Working long hours increases risk of stroke

Too much work tired sleepy young woman sitting at her desk with books in front of laptop computer isolated grey wall office back

Working late at the office isn't just bad for your relationships. It could increase your risk of having a stroke. That's the finding of a new study from the University College London.

Researchers looked at the health and lifestyle of more than half a million people. They found that people who worked 40-48 hours a week were 10 per cent more likely to have had a stroke than those who worked the standard 9am-5pm (35-40 hours a week). People who worked up to 54 hours were 27 per cent more likely to have a stroke, and those working over 55 hours were 33 per cent more at risk.

Researcher Dr Mika Kivimaki said that his team were still in the "early stages" of understanding the link, but suggested that stress combined with sitting down for long periods of time were most likely to blame.

The fact that people who work long hours don't have enough time to prepare healthy meals or exercise could also be a factor.
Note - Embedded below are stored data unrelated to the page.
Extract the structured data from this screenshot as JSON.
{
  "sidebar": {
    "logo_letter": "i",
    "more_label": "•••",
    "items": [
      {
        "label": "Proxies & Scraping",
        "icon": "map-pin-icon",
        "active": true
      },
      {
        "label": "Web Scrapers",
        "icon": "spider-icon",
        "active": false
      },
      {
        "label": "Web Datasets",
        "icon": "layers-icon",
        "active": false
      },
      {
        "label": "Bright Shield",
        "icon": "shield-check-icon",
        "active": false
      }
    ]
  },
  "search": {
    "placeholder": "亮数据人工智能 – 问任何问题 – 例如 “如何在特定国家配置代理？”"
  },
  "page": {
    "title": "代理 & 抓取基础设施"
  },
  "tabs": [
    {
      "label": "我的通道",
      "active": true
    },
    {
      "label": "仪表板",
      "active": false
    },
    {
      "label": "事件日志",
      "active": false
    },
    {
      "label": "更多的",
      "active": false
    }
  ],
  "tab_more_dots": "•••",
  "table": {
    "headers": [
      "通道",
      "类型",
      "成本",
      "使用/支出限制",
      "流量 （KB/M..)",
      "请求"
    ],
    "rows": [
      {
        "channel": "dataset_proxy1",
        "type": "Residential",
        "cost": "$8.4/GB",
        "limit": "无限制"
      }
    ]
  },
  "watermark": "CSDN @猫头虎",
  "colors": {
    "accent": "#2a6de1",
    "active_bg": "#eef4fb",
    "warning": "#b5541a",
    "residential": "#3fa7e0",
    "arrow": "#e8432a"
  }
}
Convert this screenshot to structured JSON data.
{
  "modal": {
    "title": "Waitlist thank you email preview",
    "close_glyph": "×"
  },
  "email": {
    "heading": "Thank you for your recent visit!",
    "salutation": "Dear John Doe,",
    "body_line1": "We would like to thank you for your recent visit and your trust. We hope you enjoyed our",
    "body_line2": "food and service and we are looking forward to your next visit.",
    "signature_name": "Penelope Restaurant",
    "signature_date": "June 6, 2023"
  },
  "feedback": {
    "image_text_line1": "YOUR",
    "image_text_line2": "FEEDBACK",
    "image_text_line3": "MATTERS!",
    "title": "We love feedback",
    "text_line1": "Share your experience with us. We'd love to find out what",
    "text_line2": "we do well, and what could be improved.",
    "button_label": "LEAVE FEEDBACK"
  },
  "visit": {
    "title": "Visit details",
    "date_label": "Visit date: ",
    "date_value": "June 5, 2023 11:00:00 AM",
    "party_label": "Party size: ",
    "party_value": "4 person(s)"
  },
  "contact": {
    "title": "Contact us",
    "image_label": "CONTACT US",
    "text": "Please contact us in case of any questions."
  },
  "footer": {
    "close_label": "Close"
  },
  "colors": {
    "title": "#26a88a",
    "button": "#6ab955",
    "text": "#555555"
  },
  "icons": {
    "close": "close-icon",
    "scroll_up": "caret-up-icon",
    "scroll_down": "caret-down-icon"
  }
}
Dr Kivimaki told the BBC News website: "People need to be extra careful that they still maintain a healthy lifestyle and ensure their blood pressure does not increase."

The Stroke Association's Dr Shamim Quadir said: "Working long hours can involve sitting for long periods of time, experiencing stress and leads to less time available to look after yourself.

"We advise that you have regular blood pressure checks, if you're at all concerned about your stroke risk you should make an appointment with your GP or health professional."

The study was published in the Lancet medical journal.